Weird, I was sure I had seen that Neves used some non-VCA method. Then again, just because I saw it on the internet doesn't mean it's true.

Bear
Old 22nd May 2003
  #15
Registered User
 
malice's Avatar
 

Quote:
Originally posted by jpaudio
I've done that.... it can be beautiful in the right situation, i remember it sounding incredible on Will Lee once.
I guess a 160 sounds right on Will Lee as well ...
In fact, I'm quiet confident a Boss would do the trick with this guy heh

malice
Old 22nd May 2003
  #16
The Distressor's "daddy"
 
Dave Derr's Avatar
 

Quote:
Originally posted by Gone Fission
Weird, I was sure I had seen that Neves used some non-VCA method.
Bear - you are actually right about non-VCA method although its a semantics thing. Neve doesnt use a dedicated VCA chip or anything but kind of makes one out of very common components that serves a similar function. The pulse width modulation part of the PYE and ST8 devices could also be considered VOLTAGE CONTROLLED AMPS because at some point, a derived voltage does control the level.

I saw some engineer lambash another engineer because he used the term VCA applied to a circuit that only attenuated the signal... not Amplify it.
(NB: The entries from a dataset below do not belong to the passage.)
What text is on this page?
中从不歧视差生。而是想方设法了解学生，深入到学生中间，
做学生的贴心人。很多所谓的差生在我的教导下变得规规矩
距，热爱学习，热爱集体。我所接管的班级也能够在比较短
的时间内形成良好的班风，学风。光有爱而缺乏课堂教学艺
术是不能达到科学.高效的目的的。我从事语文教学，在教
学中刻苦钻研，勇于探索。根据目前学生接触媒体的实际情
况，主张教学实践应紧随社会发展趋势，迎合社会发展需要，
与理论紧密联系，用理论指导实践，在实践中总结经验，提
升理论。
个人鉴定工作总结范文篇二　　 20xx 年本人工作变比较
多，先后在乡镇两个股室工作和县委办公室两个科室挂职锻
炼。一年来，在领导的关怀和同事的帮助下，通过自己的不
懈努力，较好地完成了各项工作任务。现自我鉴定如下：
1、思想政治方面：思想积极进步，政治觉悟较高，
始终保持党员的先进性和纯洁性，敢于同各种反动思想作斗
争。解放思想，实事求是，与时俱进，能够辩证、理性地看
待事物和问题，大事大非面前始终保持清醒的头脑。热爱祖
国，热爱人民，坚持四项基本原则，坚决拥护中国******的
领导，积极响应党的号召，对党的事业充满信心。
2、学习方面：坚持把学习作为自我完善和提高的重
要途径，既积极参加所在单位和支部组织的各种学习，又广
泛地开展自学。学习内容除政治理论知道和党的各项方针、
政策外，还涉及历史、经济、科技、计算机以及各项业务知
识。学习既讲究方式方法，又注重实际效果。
You say Patahtoe, I say Pataytoe....

To me its kind of like the name UFO. Thats "Unidentified Flying Object." People wonder if they saw a real UFO?? WELL DUHHH!!. If you saw something flying and you couldnt identify it... isnt that an Unidentified Flying Object?? The real question should be, "I wonder if I saw a real flying saucer with little green aliens in it, observing us and abduting human specimens to see how we taste?" <Laughing>

Well ok ok.... you get the point. Its a question of semantics.